28 stycznia br. zmarła Nina Turbina-Gromova, legendarna zawodniczka ujeżdżenia, trenerka, sędzia i honorowy prezydent Rosyjskiej Federacji Jeździeckiej. Rosyjska mistrzyni odeszła na 2 dni przed swoimi 98. urodzinami.
Nina Turbina-Gromova urodziła się w 1922 r. Była weteranką II wojny światowej, podczas której pracowała jako tłumacz wojskowy i nadawca radiowy. Otrzymała medal za pomoc w budowie fortyfikacji pod Moskwą w 1941 roku.

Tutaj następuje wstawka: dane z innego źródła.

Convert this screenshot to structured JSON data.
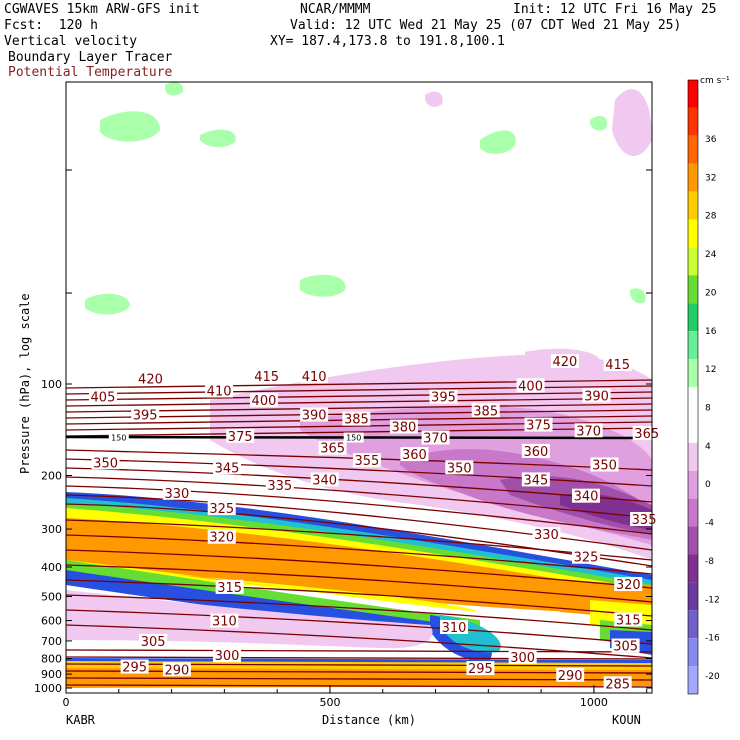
{
  "header": {
    "title_line": "CGWAVES 15km ARW-GFS init",
    "source": "NCAR/MMMM",
    "init": "Init: 12 UTC Fri 16 May 25",
    "fcst": "Fcst:  120 h",
    "valid": "Valid: 12 UTC Wed 21 May 25 (07 CDT Wed 21 May 25)",
    "field1": "Vertical velocity",
    "xy": "XY= 187.4,173.8 to 191.8,100.1",
    "field2": "Boundary Layer Tracer",
    "field3": "Potential Temperature"
  },
  "colors": {
    "theta": "#7a0000",
    "tracer": "#000000"
  },
  "chart_data": {
    "type": "heatmap",
    "xlabel": "Distance (km)",
    "ylabel": "Pressure (hPa), log scale",
    "xlim": [
      0,
      1110
    ],
    "x_ticks": [
      "0",
      "500",
      "1000"
    ],
    "y_ticks": [
      "100",
      "200",
      "300",
      "400",
      "500",
      "600",
      "700",
      "800",
      "900",
      "1000"
    ],
    "left_endpoint": "KABR",
    "right_endpoint": "KOUN",
    "colorbar": {
      "unit": "cm s⁻¹",
      "ticks": [
        "36",
        "32",
        "28",
        "24",
        "20",
        "16",
        "12",
        "8",
        "4",
        "0",
        "-4",
        "-8",
        "-12",
        "-16",
        "-20"
      ],
      "colors": [
        "#ff0000",
        "#ff3300",
        "#ff6600",
        "#ff9900",
        "#ffcc00",
        "#ffff00",
        "#ccff33",
        "#66dd33",
        "#22cc66",
        "#66ee99",
        "#aaffaa",
        "#ffffff",
        "#ffffff",
        "#f0c8f0",
        "#e0a0e0",
        "#c878c8",
        "#a050a8",
        "#803090",
        "#6a3aa0",
        "#7060c8",
        "#8888ee",
        "#a0a8ff"
      ]
    },
    "theta_labels": [
      {
        "v": "420",
        "x": 160,
        "p": 96
      },
      {
        "v": "415",
        "x": 380,
        "p": 94
      },
      {
        "v": "410",
        "x": 470,
        "p": 94
      },
      {
        "v": "420",
        "x": 945,
        "p": 84
      },
      {
        "v": "415",
        "x": 1045,
        "p": 86
      },
      {
        "v": "405",
        "x": 70,
        "p": 110
      },
      {
        "v": "410",
        "x": 290,
        "p": 105
      },
      {
        "v": "400",
        "x": 375,
        "p": 113
      },
      {
        "v": "395",
        "x": 715,
        "p": 110
      },
      {
        "v": "400",
        "x": 880,
        "p": 101
      },
      {
        "v": "390",
        "x": 1005,
        "p": 109
      },
      {
        "v": "395",
        "x": 150,
        "p": 126
      },
      {
        "v": "390",
        "x": 470,
        "p": 126
      },
      {
        "v": "385",
        "x": 550,
        "p": 130
      },
      {
        "v": "385",
        "x": 795,
        "p": 122
      },
      {
        "v": "380",
        "x": 640,
        "p": 138
      },
      {
        "v": "375",
        "x": 895,
        "p": 136
      },
      {
        "v": "370",
        "x": 990,
        "p": 142
      },
      {
        "v": "365",
        "x": 1100,
        "p": 145
      },
      {
        "v": "375",
        "x": 330,
        "p": 148
      },
      {
        "v": "370",
        "x": 700,
        "p": 150
      },
      {
        "v": "365",
        "x": 505,
        "p": 162
      },
      {
        "v": "360",
        "x": 660,
        "p": 170
      },
      {
        "v": "360",
        "x": 890,
        "p": 166
      },
      {
        "v": "350",
        "x": 75,
        "p": 181
      },
      {
        "v": "355",
        "x": 570,
        "p": 178
      },
      {
        "v": "345",
        "x": 305,
        "p": 188
      },
      {
        "v": "350",
        "x": 745,
        "p": 188
      },
      {
        "v": "350",
        "x": 1020,
        "p": 184
      },
      {
        "v": "340",
        "x": 490,
        "p": 206
      },
      {
        "v": "335",
        "x": 405,
        "p": 215
      },
      {
        "v": "345",
        "x": 890,
        "p": 206
      },
      {
        "v": "330",
        "x": 210,
        "p": 228
      },
      {
        "v": "340",
        "x": 985,
        "p": 233
      },
      {
        "v": "325",
        "x": 295,
        "p": 256
      },
      {
        "v": "335",
        "x": 1095,
        "p": 278
      },
      {
        "v": "330",
        "x": 910,
        "p": 312
      },
      {
        "v": "320",
        "x": 295,
        "p": 318
      },
      {
        "v": "325",
        "x": 985,
        "p": 370
      },
      {
        "v": "320",
        "x": 1065,
        "p": 455
      },
      {
        "v": "315",
        "x": 310,
        "p": 465
      },
      {
        "v": "315",
        "x": 1065,
        "p": 595
      },
      {
        "v": "310",
        "x": 300,
        "p": 600
      },
      {
        "v": "310",
        "x": 735,
        "p": 630
      },
      {
        "v": "305",
        "x": 165,
        "p": 700
      },
      {
        "v": "305",
        "x": 1060,
        "p": 725
      },
      {
        "v": "300",
        "x": 305,
        "p": 780
      },
      {
        "v": "300",
        "x": 865,
        "p": 790
      },
      {
        "v": "295",
        "x": 130,
        "p": 850
      },
      {
        "v": "290",
        "x": 210,
        "p": 868
      },
      {
        "v": "295",
        "x": 785,
        "p": 860
      },
      {
        "v": "290",
        "x": 955,
        "p": 905
      },
      {
        "v": "285",
        "x": 1045,
        "p": 965
      }
    ],
    "tracer_labels": [
      {
        "v": "150",
        "x": 100,
        "p": 150
      },
      {
        "v": "150",
        "x": 545,
        "p": 150
      }
    ]
  }
}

Była znana z tego, że przez długi czas startowała na jednym koniu w różnych konkurencjach (skoki przez przeszkody, WKKW, ujeżdżenie, stipl) – tym ukochanym koniem była klacz Dida (Blasius – Dideldumdei/Graf Isolani), a wśród licznych sukcesów tego duetu można wymienić wielokrotne zwycięstwa na krajowych mistrzostwach czy kilkukrotne ustanowienie rekordów podczas wyścigów na 4 i 6 km (jeden z nich jest do dziś niepokonany). Najlepiej czuła się jako zawodniczka ujeżdżenia, w tej dyscyplinie dotarła do poziomu Grand Prix. Trenowała m.in. białoruskich i litewskich jeźdźców, a jej podopieczni zawsze mogli liczyć na wsparcie. W latach 90. spadła z konia i złamała biodro, co całkowicie zakończyło jej karierę sportową. Była sędzią na poziomie międzynarodowym, po przejściu na emeryturę została członkinią komisji sportowej FEI (jako pierwsza Rosjanka w historii!) – jej zadaniem było opracowanie nowoczesnych przepisów konkurencji ujeżdżenia. W wieku 95 lat została honorowym prezydentem Rosyjskiej Federacji Jeździeckiej.
Ceremonia pożegnalna odbyła się 30 stycznia na moskiewskim torze wyścigowym, a następnie Nina Turbina-Gromova została pochowana na Cmentarzu Nowodziewiczym w Moskwie.